Molti aspetti dell'incidente del Kursk e dei tentativi di salvataggio furono costellati di polemiche e controversie, con molte notizie contraddittorie. La commissione d'inchiesta fu guidata dal procuratore generale Vladimir Ustinov, e concluse il 29 giugno 2002 che le esplosioni furono causate da un siluro da esercitazione difettoso, che innescò reazioni a catena. Inoltre, i superstiti morirono a circa otto ore dall'incidente ed i soccorsi non sarebbero stati in grado di aiutarli. Sulla causa dell'incidente giunsero ad una conclusione simile a quella dei ricercatori inglesi, che imputarono la prima esplosione ad una fuoriuscita di perossido d'idrogeno, il propellente dei siluri, che sarebbe esploso innescando gli altri siluri. Inizialmente fu ipotizzato che il Kursk avesse avuto una collisione con un qualche vascello non russo, non identificato. Questa ipotesi fu avanzata da fonti russe, come dall'allora ministro della difesa Marshal Igor Sergeyev e dall'allora primo ministro Ilya Klebanov. Inoltre venne alla luce che quel giorno erano presenti due sottomarini statunitensi, che osservavano l'esercitazione: lo Uss Memphis e lo Uss Toledo, della classe Los Angeles. Gli Stati Uniti negarono immediatamente la collisione tra un loro sottomarino e il Kursk, anche se confermarono la presenza del Memphis e del Toledo.

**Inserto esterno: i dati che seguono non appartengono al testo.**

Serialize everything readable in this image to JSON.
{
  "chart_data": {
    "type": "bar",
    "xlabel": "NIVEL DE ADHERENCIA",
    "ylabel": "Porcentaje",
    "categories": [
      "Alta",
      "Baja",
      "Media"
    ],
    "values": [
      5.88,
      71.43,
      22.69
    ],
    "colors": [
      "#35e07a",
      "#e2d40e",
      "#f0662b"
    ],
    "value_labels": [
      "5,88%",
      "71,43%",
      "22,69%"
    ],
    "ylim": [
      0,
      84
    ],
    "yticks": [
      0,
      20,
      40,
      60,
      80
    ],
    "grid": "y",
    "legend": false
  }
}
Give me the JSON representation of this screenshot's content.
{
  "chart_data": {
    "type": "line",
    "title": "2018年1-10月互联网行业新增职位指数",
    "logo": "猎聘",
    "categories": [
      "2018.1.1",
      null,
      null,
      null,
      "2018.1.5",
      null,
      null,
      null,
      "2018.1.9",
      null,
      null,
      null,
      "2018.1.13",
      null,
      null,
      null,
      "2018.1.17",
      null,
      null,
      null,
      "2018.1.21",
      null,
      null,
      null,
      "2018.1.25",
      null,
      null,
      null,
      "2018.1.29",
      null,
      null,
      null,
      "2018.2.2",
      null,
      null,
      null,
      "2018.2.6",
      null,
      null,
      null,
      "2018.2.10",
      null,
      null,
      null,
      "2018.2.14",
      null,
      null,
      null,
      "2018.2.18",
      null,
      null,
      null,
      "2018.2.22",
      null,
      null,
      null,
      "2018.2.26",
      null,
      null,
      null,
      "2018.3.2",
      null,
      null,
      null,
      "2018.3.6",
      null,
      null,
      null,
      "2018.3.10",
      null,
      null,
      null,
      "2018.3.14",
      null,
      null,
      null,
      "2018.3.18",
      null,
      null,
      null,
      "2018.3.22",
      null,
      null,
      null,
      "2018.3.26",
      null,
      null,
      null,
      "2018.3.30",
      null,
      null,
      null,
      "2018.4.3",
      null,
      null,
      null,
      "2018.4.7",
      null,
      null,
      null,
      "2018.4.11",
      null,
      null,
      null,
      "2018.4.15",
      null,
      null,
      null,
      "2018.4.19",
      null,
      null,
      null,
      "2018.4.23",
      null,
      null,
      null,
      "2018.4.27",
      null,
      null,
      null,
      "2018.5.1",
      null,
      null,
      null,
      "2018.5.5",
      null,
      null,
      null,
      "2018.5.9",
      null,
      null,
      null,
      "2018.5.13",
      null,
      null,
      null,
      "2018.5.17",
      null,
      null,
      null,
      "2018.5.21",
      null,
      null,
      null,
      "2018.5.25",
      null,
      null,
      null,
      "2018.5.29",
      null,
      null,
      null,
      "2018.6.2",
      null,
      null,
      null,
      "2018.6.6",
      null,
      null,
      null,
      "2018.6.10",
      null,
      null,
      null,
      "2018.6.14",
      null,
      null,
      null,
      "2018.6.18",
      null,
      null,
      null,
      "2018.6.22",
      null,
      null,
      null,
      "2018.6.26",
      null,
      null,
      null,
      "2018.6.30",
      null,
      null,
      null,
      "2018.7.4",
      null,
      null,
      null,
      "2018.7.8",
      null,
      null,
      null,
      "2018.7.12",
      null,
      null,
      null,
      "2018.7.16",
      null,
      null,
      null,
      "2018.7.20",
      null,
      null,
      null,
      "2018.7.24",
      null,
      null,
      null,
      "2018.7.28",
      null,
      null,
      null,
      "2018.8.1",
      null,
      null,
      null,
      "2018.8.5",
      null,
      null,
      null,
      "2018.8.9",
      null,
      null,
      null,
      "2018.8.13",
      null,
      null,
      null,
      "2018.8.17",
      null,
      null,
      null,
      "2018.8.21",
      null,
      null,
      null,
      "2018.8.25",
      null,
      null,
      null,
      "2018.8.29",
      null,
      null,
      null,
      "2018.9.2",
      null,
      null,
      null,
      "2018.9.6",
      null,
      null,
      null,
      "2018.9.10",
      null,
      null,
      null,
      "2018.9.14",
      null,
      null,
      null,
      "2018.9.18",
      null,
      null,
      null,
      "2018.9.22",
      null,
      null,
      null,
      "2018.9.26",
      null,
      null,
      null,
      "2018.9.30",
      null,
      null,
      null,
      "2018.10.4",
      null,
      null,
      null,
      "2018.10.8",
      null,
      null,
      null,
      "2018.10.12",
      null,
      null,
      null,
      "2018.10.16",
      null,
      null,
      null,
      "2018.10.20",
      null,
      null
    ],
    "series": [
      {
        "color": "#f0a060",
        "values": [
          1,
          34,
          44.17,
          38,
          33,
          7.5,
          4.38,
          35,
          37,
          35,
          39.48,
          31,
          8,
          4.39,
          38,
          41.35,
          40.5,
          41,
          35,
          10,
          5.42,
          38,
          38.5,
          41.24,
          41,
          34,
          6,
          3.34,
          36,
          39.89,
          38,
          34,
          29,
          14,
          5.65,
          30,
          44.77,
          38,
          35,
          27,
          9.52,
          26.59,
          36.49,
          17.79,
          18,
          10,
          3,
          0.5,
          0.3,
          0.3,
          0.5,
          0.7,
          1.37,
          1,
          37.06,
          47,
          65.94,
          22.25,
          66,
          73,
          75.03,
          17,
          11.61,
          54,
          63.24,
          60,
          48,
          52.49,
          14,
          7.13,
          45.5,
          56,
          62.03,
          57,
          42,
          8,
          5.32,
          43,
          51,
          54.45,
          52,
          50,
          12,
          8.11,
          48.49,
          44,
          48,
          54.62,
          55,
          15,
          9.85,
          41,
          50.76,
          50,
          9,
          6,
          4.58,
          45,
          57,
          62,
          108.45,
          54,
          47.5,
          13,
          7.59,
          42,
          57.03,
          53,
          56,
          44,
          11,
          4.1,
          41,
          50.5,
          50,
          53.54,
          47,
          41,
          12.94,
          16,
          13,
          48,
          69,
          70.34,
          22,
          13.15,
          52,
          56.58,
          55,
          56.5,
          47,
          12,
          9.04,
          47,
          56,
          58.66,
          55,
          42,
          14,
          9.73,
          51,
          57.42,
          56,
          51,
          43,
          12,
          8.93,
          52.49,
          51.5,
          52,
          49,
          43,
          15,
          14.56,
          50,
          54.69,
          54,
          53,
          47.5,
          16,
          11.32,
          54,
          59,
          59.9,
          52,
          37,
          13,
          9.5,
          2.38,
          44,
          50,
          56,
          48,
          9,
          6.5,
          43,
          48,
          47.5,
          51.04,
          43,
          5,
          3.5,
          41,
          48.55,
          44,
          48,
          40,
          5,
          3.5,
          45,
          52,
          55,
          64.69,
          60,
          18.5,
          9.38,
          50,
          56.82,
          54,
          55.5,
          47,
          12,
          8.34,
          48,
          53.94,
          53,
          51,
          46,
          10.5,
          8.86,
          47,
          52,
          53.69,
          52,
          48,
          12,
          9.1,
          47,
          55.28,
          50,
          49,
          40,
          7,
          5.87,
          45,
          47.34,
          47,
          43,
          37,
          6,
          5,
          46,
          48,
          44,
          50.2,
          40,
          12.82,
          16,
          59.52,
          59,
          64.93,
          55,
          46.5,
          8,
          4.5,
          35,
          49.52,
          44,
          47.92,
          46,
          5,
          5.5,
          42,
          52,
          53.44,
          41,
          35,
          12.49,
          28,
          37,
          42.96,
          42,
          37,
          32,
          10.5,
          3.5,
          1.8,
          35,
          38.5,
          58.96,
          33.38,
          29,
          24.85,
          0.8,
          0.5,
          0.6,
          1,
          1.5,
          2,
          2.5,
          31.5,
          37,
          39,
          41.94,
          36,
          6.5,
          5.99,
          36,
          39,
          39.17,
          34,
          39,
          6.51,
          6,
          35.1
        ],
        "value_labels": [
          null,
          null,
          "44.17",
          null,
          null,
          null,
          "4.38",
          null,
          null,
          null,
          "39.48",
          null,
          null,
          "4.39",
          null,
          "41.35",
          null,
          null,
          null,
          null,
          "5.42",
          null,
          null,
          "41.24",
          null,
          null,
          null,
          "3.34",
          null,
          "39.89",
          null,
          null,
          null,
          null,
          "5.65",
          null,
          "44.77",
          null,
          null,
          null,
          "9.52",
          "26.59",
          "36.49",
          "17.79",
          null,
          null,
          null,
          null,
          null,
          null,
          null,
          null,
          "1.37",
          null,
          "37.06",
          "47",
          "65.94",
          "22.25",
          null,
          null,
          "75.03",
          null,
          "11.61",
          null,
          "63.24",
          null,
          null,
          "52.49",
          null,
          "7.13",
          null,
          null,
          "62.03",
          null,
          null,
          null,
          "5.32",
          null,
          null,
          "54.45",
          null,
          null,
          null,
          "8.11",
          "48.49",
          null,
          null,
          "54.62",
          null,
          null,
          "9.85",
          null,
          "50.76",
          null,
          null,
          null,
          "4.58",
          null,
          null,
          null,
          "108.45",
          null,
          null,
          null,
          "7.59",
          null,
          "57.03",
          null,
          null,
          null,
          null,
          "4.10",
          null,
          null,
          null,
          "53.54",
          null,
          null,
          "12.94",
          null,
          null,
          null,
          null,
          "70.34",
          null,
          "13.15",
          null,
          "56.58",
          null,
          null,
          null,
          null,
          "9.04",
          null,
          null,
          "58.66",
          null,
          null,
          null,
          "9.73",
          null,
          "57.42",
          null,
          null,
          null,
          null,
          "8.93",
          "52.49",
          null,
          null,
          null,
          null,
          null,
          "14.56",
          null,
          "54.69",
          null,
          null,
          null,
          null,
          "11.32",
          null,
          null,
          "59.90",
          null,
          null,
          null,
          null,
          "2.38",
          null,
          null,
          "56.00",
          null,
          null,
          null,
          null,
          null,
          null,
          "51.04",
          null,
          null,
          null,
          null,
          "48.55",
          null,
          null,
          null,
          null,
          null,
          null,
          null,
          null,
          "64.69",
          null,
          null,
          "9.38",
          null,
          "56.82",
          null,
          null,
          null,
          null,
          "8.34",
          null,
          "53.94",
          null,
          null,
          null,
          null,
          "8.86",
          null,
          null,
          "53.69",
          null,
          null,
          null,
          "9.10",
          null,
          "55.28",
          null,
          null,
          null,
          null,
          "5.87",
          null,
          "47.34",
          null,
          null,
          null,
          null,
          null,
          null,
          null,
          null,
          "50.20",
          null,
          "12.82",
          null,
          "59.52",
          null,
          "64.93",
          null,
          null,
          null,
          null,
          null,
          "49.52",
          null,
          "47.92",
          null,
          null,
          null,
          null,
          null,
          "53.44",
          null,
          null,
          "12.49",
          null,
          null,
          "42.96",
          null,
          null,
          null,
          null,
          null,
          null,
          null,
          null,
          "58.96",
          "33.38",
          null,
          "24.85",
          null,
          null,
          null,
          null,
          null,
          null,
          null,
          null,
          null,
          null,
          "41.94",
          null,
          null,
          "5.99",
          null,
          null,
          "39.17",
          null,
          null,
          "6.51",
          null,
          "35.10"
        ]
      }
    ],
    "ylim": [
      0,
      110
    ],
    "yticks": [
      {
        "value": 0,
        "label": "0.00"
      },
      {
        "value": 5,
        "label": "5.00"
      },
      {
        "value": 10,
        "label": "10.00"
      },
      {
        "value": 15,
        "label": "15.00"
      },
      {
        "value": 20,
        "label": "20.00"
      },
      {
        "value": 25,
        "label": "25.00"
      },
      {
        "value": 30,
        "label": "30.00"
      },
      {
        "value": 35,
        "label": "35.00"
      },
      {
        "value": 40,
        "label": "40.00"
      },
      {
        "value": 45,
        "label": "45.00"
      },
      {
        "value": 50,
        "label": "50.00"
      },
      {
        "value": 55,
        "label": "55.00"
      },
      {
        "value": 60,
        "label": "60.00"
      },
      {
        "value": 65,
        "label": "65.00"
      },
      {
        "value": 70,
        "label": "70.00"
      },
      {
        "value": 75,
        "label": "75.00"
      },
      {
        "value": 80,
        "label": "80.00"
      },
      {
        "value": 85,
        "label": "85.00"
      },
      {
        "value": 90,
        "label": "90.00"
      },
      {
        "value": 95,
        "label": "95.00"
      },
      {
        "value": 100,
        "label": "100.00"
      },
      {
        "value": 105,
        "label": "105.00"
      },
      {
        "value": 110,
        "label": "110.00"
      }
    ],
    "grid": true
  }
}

Secondo un'altra teoria, illustrata da un documentario franco-canadese del 2004 intitolato Kursk: A submarine in Troubled Waters, ripreso in Italia dal programma La Storia siamo noi, diretto da Giovanni Minoli, il Memphis avrebbe dovuto osservare la situazione da lontano, mentre il Toledo avrebbe invece avuto ordini di pedinare il Kursk. Il Toledo avrebbe urtato il sottomarino russo, senza tuttavia causargli gravi danni. Il Toledo, danneggiato, avrebbe tentato di allontanarsi, aiutato dal Memphis. Rilevando che il Kursk stava attivando i sistemi d'arma, il Memphis avrebbe lanciato un siluro di tipo Mark 48, colpendo in pieno la sezione di prua del sottomarino russo, che conteneva i siluri. Ciò avrebbe creato una reazione a catena innescando le cariche dei siluri del Kursk. Sempre secondo questa tesi, gli Stati Uniti e la Federazione Russa si sarebbero successivamente accordate ed i primi, responsabili dell'incidente, avrebbero indennizzato la Russia cancellando un debito di 10 miliardi di dollari. I sostenitori di questa teoria indicano come prova le immagini del relitto del Kursk recuperato che mostrano un foro circolare rivolto verso l'interno, presente sulla fiancata e vicino al luogo dell'esplosione. In realtà i siluri standard come il Mark 48 sono progettati per esplodere in prossimità dello scafo, non essendo in grado di penetrarlo e quindi impossibilitati a fare "fori circolari". All'ipotesi del siluro, ufficiali statunitensi ribatterono affermando che le unità Usa erano distanti almeno cinque miglia. Inoltre il Toledo non sarebbe stato danneggiato ed uno scontro con un mezzo delle dimensioni del Kursk avrebbe creato pochi danni all'unità russa, ma quasi distrutto quella statunitense. Nella cultura di massa è stato girato nel 2018 il film Kursk, diretto da Thomas Vinterberg, che racconta la tragedia del sottomarino.